Pour sa part, Covax n’a pour le moment pu distribuer que 243 millions de doses dans 139 pays défavorisés, a indiqué en conférence de presse Ann Ottosen, de la division des approvisionnements du Fonds des Nations unies pour l’enfance (UNICEF), en conférence de presse. «La plupart des pays du monde ont maintenant reçu des doses de Covax. Ce n’est que le début», a assuré pour sa part le Dr Seth Berkley, qui dirige Gavi. «Nous prévoyons de disposer de 1,1 milliard de doses supplémentaires à livrer d’ici la fin de l’année», a-t-il annoncé.
Selon ses dernières prévisions publiées le mercredi 7 septembre 2021, Covax espère disposer d’un total de 1,425 milliard de doses en 2021, alors que le système tablait initialement sur deux milliards. Covax espère désormais atteindre cette échéance au premier trimestre de 2022. Les pays pauvres participant à Covax recevront la grande majorité des plus de 1,4 milliard de doses cette année (1,2 milliard), «ce qui est suffisant pour protéger environ 20 % de la population, soit environ 40 % des adultes de ces pays, sans prendre en compte l’Inde», a expliqué M. Berkley.
Mais avant tout, soyons de bonne foi : les intentions qui ont sous-tendu la création du mécanisme COVAX étaient plutôt louables. À l’été 2020, l’Organisation mondiale de la santé (OMS) a pris les choses en main pour promouvoir un accès équitable aux doses de vaccins dans un effort sincère pour éviter un monde à deux vitesses dans la lutte contre le Covid-19.
L’idée était de mettre en place un mécanisme collectif pour mener les négociations avec les laboratoires fabriquant les vaccins et ainsi éviter une envolée des prix dans un contexte de crise suscitée par une très forte demande.
Pour parler crûment : d’un côté, plusieurs milliards de doses étaient/sont nécessaires, et de l’autre, les chaînes d’approvisionnement existantes étaient/sont insuffisantes. L’hypothèse, alors, était qu’un mécanisme multilatéral puissant permettrait de réguler efficacement la demande, tout en respectant la stratégie de l’OMS sur l’établissement de priorités en matière de vaccination.

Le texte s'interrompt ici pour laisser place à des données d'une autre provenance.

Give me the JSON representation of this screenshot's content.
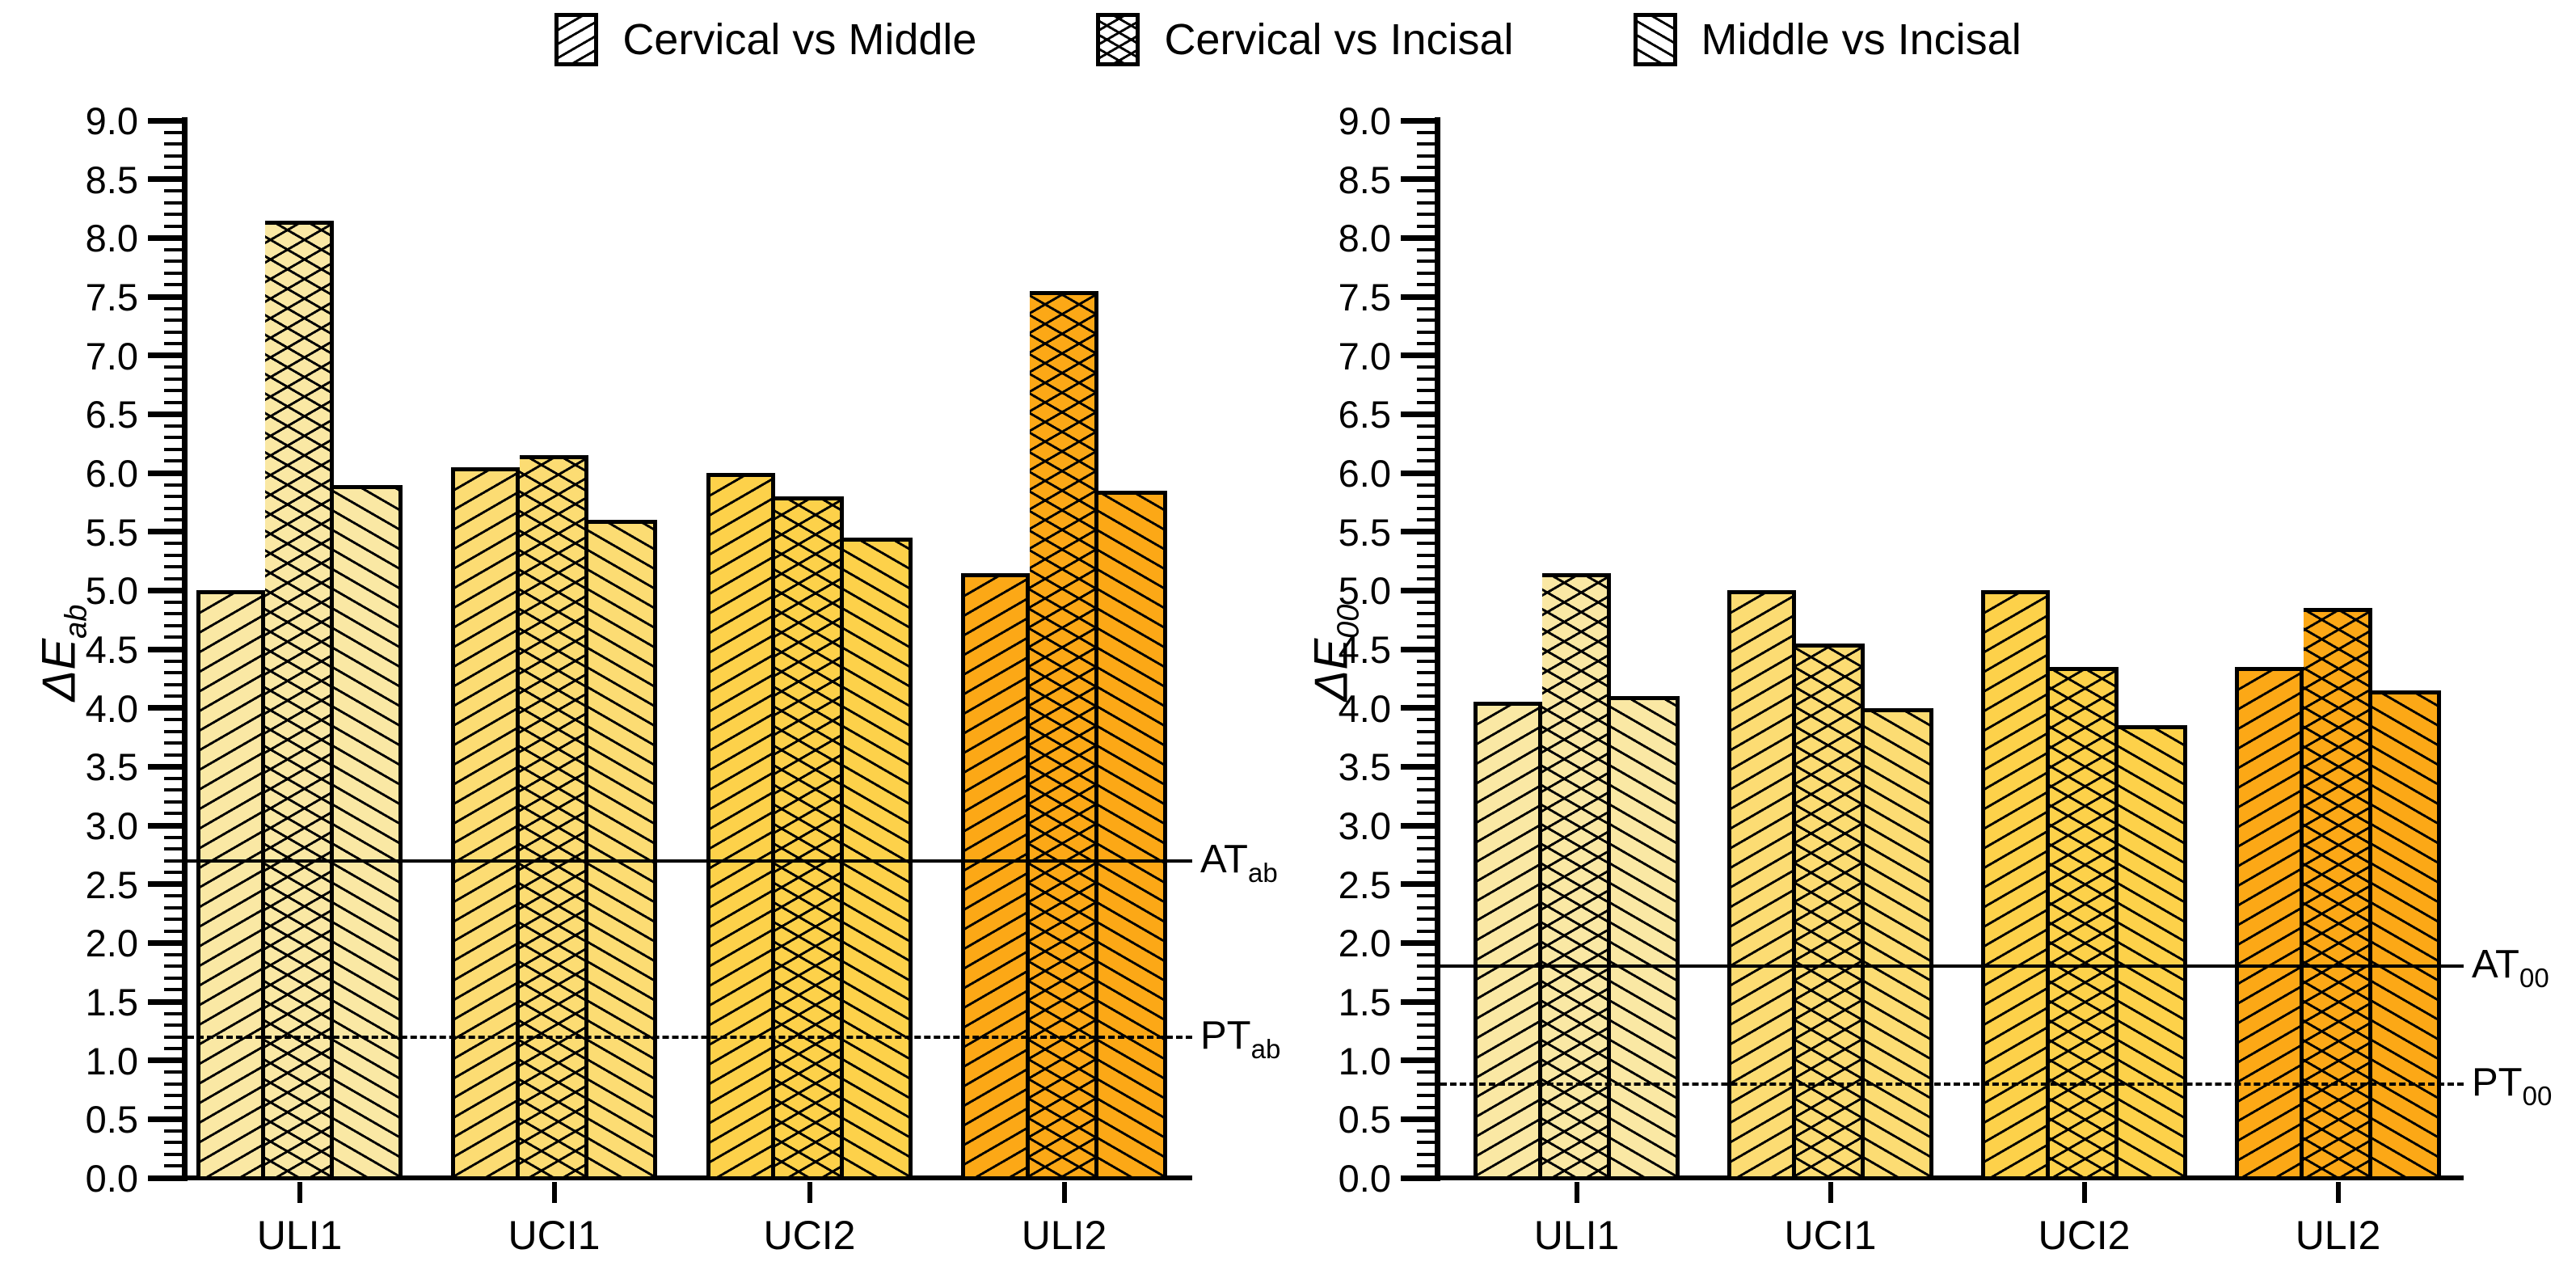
{
  "legend": {
    "items": [
      {
        "label": "Cervical vs Middle",
        "pattern": "diagonal-up-hatch"
      },
      {
        "label": "Cervical vs Incisal",
        "pattern": "crosshatch"
      },
      {
        "label": "Middle vs Incisal",
        "pattern": "diagonal-down-hatch"
      }
    ]
  },
  "colors": {
    "group_fills": [
      "#FAE8A4",
      "#FCDC73",
      "#FDD14A",
      "#FCA816"
    ],
    "hatch": "#000000",
    "background": "#FFFFFF"
  },
  "chart_data": [
    {
      "type": "bar",
      "panel": "left",
      "ylabel_main": "ΔE",
      "ylabel_sub": "ab",
      "categories": [
        "ULI1",
        "UCI1",
        "UCI2",
        "ULI2"
      ],
      "series": [
        {
          "name": "Cervical vs Middle",
          "pattern": "diagonal-up-hatch",
          "values": [
            5.0,
            6.05,
            6.0,
            5.15
          ]
        },
        {
          "name": "Cervical vs Incisal",
          "pattern": "crosshatch",
          "values": [
            8.15,
            6.15,
            5.8,
            7.55
          ]
        },
        {
          "name": "Middle vs Incisal",
          "pattern": "diagonal-down-hatch",
          "values": [
            5.9,
            5.6,
            5.45,
            5.85
          ]
        }
      ],
      "thresholds": [
        {
          "name": "AT",
          "sub": "ab",
          "value": 2.7,
          "line": "solid"
        },
        {
          "name": "PT",
          "sub": "ab",
          "value": 1.2,
          "line": "dashed"
        }
      ],
      "ylim": [
        0,
        9
      ],
      "ytick_major_step": 0.5,
      "ytick_minor_step": 0.1,
      "ytick_labels": [
        "0.0",
        "0.5",
        "1.0",
        "1.5",
        "2.0",
        "2.5",
        "3.0",
        "3.5",
        "4.0",
        "4.5",
        "5.0",
        "5.5",
        "6.0",
        "6.5",
        "7.0",
        "7.5",
        "8.0",
        "8.5",
        "9.0"
      ],
      "grid": false,
      "legend_position": "top"
    },
    {
      "type": "bar",
      "panel": "right",
      "ylabel_main": "ΔE",
      "ylabel_sub": "00",
      "categories": [
        "ULI1",
        "UCI1",
        "UCI2",
        "ULI2"
      ],
      "series": [
        {
          "name": "Cervical vs Middle",
          "pattern": "diagonal-up-hatch",
          "values": [
            4.05,
            5.0,
            5.0,
            4.35
          ]
        },
        {
          "name": "Cervical vs Incisal",
          "pattern": "crosshatch",
          "values": [
            5.15,
            4.55,
            4.35,
            4.85
          ]
        },
        {
          "name": "Middle vs Incisal",
          "pattern": "diagonal-down-hatch",
          "values": [
            4.1,
            4.0,
            3.85,
            4.15
          ]
        }
      ],
      "thresholds": [
        {
          "name": "AT",
          "sub": "00",
          "value": 1.8,
          "line": "solid"
        },
        {
          "name": "PT",
          "sub": "00",
          "value": 0.8,
          "line": "dashed"
        }
      ],
      "ylim": [
        0,
        9
      ],
      "ytick_major_step": 0.5,
      "ytick_minor_step": 0.1,
      "ytick_labels": [
        "0.0",
        "0.5",
        "1.0",
        "1.5",
        "2.0",
        "2.5",
        "3.0",
        "3.5",
        "4.0",
        "4.5",
        "5.0",
        "5.5",
        "6.0",
        "6.5",
        "7.0",
        "7.5",
        "8.0",
        "8.5",
        "9.0"
      ],
      "grid": false,
      "legend_position": "top"
    }
  ]
}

Au début de la pandémie, tous les pays étaient initialement concernés par le COVAX, indépendamment de leur revenu. Dire que cette approche équitable n’a pas survécu au protectionnisme mondial serait un euphémisme. Dès février 2021, la grande majorité des rares doses de vaccins disponibles avaient été précommandées par la poignée de pays pouvant se le permettre, sur fond d’accords bilatéraux. Malgré les grands espoirs placés dans le mécanisme COVAX, son utilisation concrète a rapidement accusé un retard important comme l’a attesté le faible volume de pré-commandes passées via ce canal. Les États les plus puissants sur le plan économique n’ont pas tardé à faire cavalier seul, préférant négocier directement avec les laboratoires. Cela a eu pour effet de modifier la physionomie initiale du dispositif, et COVAX s’est transformé en un instrument d’aide destiné exclusivement aux pauvres.
Dans cette course à la vaccination, COVAX aura donc manqué à la fois d’une impulsion claire de sa gouvernance et d’une capacité financière indépendante pour se donner les moyens de naviguer sereinement dans une arène géopolitique clairement dominée par les pays où les fabricants de vaccins sont établis.